Voilà la morale du conte. De ce conte que Robert Walser a intitulé La forêt de Diaz. Il se trouve dans ses Microgrammes : dans Le Territoire du crayon.
Diaz, c'est Narcisse Virgilio Díaz, dit aussi Narcisse Díaz de la Peña. Qui a rejoint le groupe de l'école de Barbizon et peint des paysages où l'on reconnaît les sites qu'il affectionnait, dans la forêt de Fontainebleau.
La forêt de Diaz est donc d'abord un tableau, un petit tableau, une idylle virgilienne mais aussi un miroir pour celui dont le second prénom est Narcisse et qui n'a pas oublié la mare près de laquelle il s'était endormi. Et où une vipère l'a piqué à la jambe. C'est un cauchemar récurrent dans sa peinture. Un pilon qu'on entend, derrière le « charmant coloriste ». Un pilon qui résonne dans l'ancienne auberge Ganne. Et chez Walser. Du moins est-ce ainsi que je lis cette petite prose.
Où je retrouve avec bonheur le choeur antique des arbres, le chuchotis des feuilles. Et, dans ce qu'elles me murmurent, cette « langue archaïque » que j'entendais dans mon landau. Et à quoi je répondais. Naturellement.
Cette langue que nous parlions, les feuilles et moi, n'est pas ce qu'on appelle la « langue mère ». D'ailleurs Walser ne dit pas Ursprache, mais Urweltsprache. Cette langue n'est donc pas seulement archaïque, elle est aussi « mondiale », « universelle ». C'est la langue de la forêt, de la forêt primitive (Urwaldsprache), la langue de l'origine, compréhensible par tous, à commencer par le petit qu'on promène dans son landau. Celui-là regarderait encore les feuilles et parlerait aux arbres si la mère n'avait pas mis fin à sa rêverie avec son parler vrai. Son parler « net ». C'est-à-dire «allemand ». Entre les deux la frontière est mince. Entre deutsch (« allemand ») et deutlich (« clair et net »). C'est ce que m'expliquait Martin Rass. Que je remercie ici. La mère, j'ai compris, le réveille avec son parler « net ». Elle le sort de son rêve. Elle l'arrache au choeur antique des arbres, à cette langue naturelle qu'on parlait sans l'avoir apprise, à cette langue qu'ils parlaient, les feuilles et l'enfant, celui qui ne parle pas, ils la parlent jusqu'à ce que la mère interrompe ce rêve avec son allemand. Le voici donc jeté dans la vraie vie, l'enfant, ça lui apprendra. Et d'abord à marcher. À se débrouiller tout seul. Dans le monde qui est aussi une forêt. Une vaste forêt. C'est la leçon du conte. Et de ce microgramme.

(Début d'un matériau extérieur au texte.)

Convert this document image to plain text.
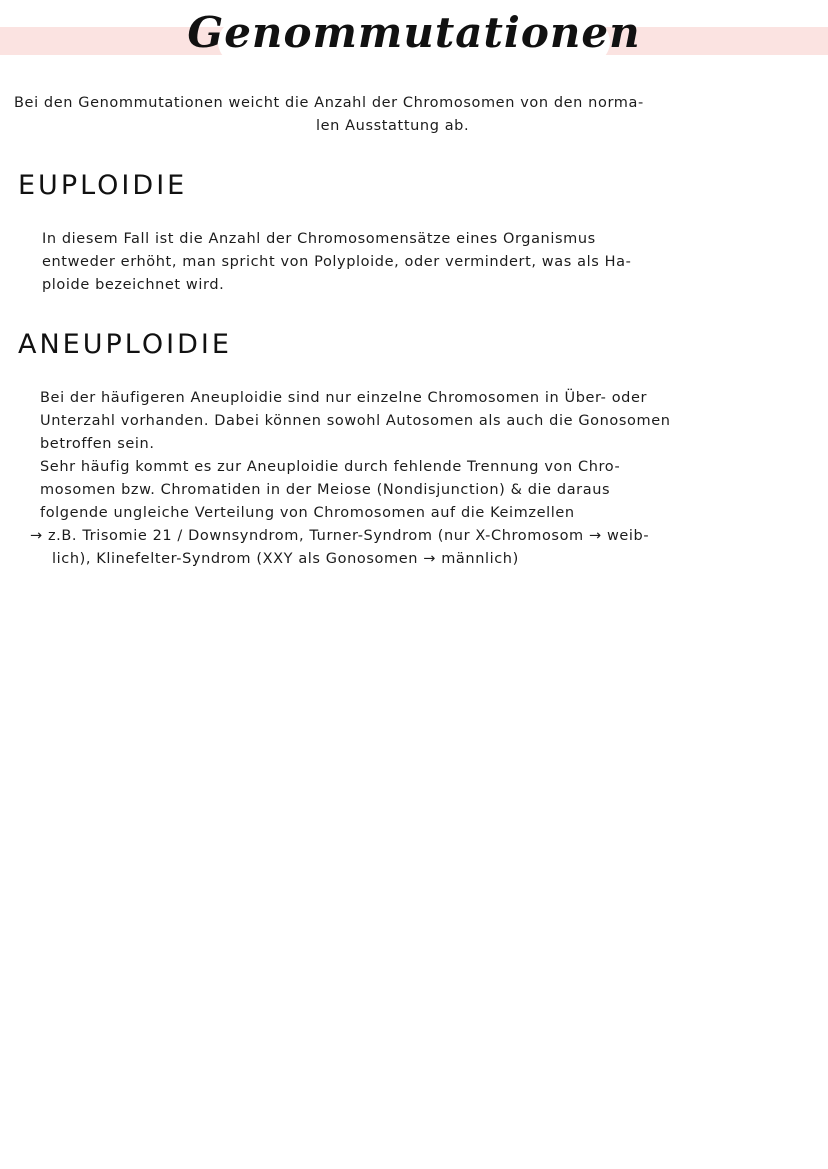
Genommutationen
Bei den Genommutationen weicht die Anzahl der Chromosomen von den norma-
len Ausstattung ab.
EUPLOIDIE
In diesem Fall ist die Anzahl der Chromosomensätze eines Organismus
entweder erhöht, man spricht von Polyploide, oder vermindert, was als Ha-
ploide bezeichnet wird.
ANEUPLOIDIE
Bei der häufigeren Aneuploidie sind nur einzelne Chromosomen in Über- oder
Unterzahl vorhanden. Dabei können sowohl Autosomen als auch die Gonosomen
betroffen sein.
Sehr häufig kommt es zur Aneuploidie durch fehlende Trennung von Chro-
mosomen bzw. Chromatiden in der Meiose (Nondisjunction) & die daraus
folgende ungleiche Verteilung von Chromosomen auf die Keimzellen
→ z.B. Trisomie 21 / Downsyndrom, Turner-Syndrom (nur X-Chromosom → weib-
lich), Klinefelter-Syndrom (XXY als Gonosomen → männlich)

Où l'on retrouve le merveilleux des contes avec la forêt. Mais aussi la cruauté. Comme dans Hänsel und Gretel par exemple.
Où l'on retrouve le romantisme, mais confronté à l'aspect terre-à-terre, pragmatique, proche du « parler vrai » de la mère.
La mère qui n'est pas la fée qu'on attendait -et qui attend aux fontaines, qui nous attend, nous appelle et nous l'épousons, fatalement-, mais la marâtre, celle qui nous abandonne dans la forêt pour nous apprendre à vivre.
J'ai pensé, en écrivant mon texte, à ceux qui pratiquent la sylvothérapie, ou qui sont tentés par le « câlin aux arbres ». Je voulais les avertir, avec ce petit conte. Leur dire que le Tree hugging comporte des risques. Outre les guêpes qu'on dérange en enlaçant un tronc, les frelons, les fourmis rouges qu'on excite, il y a une mousse redoutable, un lichen quand on a la mauvaise idée d'embrasser un chêne, les tiques responsables de la maladie de Lyme, les chenilles processionnaires et les terribles démangeaisons qu'elles provoquent, l'oedème, le choc anaphylactique : un choc allergique majeur pouvant engager le pronostic vital. Voilà ce qu'on risque avec son « bain de forêt », mais je m'égare, je crois, et je vais perdre mon lecteur s'il m'a suivi jusque là.